APPALLING NEW CENSUS STATISTICS SHOW INCREASE OF MORE THAN 700,000 UNINSURED CHILDREN IN 2006

For Immediate Release
August 28, 2007

 

For More Information Contact:
Ed Shelleby
(202) 662-3602

 

WASHINGTON, D.C. — According to startling new data released today by the U.S. Census Bureau, the number of uninsured children from birth through age 18 rose for the second year in a row. In the last year alone, another 707,000 children have been added to bring the total to more than 9.4 million uninsured children in America. This increase is more than double the jump from 2004 to 2005.

“It is a national disgrace that in just two years, the number of uninsured children has increased by a million in the richest nation on earth,” said Children’s Defense Fund President Marian Wright Edelman. “This alarming jump demonstrates that our children need a strong national safety net so that every child has access to the health coverage needed to survive and thrive.
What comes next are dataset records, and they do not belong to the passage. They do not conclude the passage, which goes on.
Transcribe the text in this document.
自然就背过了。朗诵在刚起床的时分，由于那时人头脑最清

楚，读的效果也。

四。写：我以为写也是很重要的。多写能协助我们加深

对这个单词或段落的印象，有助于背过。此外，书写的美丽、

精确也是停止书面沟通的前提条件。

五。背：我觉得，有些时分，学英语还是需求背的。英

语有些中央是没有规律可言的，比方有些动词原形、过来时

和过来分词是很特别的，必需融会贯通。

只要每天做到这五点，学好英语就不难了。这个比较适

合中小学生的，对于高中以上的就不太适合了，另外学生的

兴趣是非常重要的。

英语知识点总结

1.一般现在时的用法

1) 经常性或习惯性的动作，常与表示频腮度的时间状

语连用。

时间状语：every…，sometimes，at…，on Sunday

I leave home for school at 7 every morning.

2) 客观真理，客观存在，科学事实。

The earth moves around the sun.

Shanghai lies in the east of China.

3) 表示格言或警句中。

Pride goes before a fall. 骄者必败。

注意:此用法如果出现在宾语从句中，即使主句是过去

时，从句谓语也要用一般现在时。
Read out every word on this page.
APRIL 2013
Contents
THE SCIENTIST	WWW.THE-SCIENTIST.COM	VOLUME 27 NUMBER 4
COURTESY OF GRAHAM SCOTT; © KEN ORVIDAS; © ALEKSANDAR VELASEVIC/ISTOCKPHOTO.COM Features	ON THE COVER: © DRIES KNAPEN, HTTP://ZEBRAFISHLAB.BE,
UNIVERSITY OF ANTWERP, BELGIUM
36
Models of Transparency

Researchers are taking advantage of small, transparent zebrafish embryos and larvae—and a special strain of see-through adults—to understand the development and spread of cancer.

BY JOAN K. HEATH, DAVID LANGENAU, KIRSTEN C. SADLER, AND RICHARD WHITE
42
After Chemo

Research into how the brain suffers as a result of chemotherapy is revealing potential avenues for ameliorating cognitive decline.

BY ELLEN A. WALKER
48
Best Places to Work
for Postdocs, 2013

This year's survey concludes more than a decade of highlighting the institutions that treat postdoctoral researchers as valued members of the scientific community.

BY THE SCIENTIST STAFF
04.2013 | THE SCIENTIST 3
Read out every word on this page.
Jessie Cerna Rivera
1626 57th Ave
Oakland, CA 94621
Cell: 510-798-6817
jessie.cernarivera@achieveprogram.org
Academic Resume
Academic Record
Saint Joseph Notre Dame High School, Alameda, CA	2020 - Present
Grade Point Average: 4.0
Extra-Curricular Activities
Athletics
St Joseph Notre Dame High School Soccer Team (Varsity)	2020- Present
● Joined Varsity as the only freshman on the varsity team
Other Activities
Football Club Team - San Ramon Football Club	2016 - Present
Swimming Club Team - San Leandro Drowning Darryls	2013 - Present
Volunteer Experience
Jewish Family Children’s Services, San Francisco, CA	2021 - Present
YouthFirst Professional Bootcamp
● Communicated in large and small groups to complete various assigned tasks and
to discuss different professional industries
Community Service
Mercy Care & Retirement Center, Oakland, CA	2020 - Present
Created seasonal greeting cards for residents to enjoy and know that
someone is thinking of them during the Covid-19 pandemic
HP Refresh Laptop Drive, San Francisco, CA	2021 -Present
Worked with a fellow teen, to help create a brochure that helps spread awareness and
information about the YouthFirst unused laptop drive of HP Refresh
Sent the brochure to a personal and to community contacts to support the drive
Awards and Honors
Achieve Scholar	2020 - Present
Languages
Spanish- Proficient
It is shameful that despite overwhelming public support, the President appears to be doing everything in his power to prevent children from getting the critical health coverage they need. Congress has a moral obligation to stand up to the President and stand strong for children today to ensure a healthy America tomorrow.”

These new census numbers clearly indicate that the six years of improvement in the rate of health coverage for children that began in 1999 — largely due to the success of the State Children’s Health Insurance Program (SCHIP) — have ended, and the number of uninsured children is once again on the rise. The release of these numbers follows closely on the heels of the President’s threat to veto SCHIP legislation passed by Congress and the issuance of harsh new rules by the Bush Administration that will substantially increase the number of uninsured children.

While both houses of Congress have passed bipartisan expansions of SCHIP that would provide health coverage to millions more of the uninsured children — a five-year, $35 billion expansion in the Senate and a stronger $50 billion version in the House that would insure a million more children than its Senate counterpart — the President has threatened to veto these bills. More recently, the Bush Administration released onerous new SCHIP rules that will force at least 19 states and the District of Columbia to actually drop children currently or soon-to-be-enrolled in SCHIP programs and effectively prevent other states from expanding health coverage to many more uninsured children.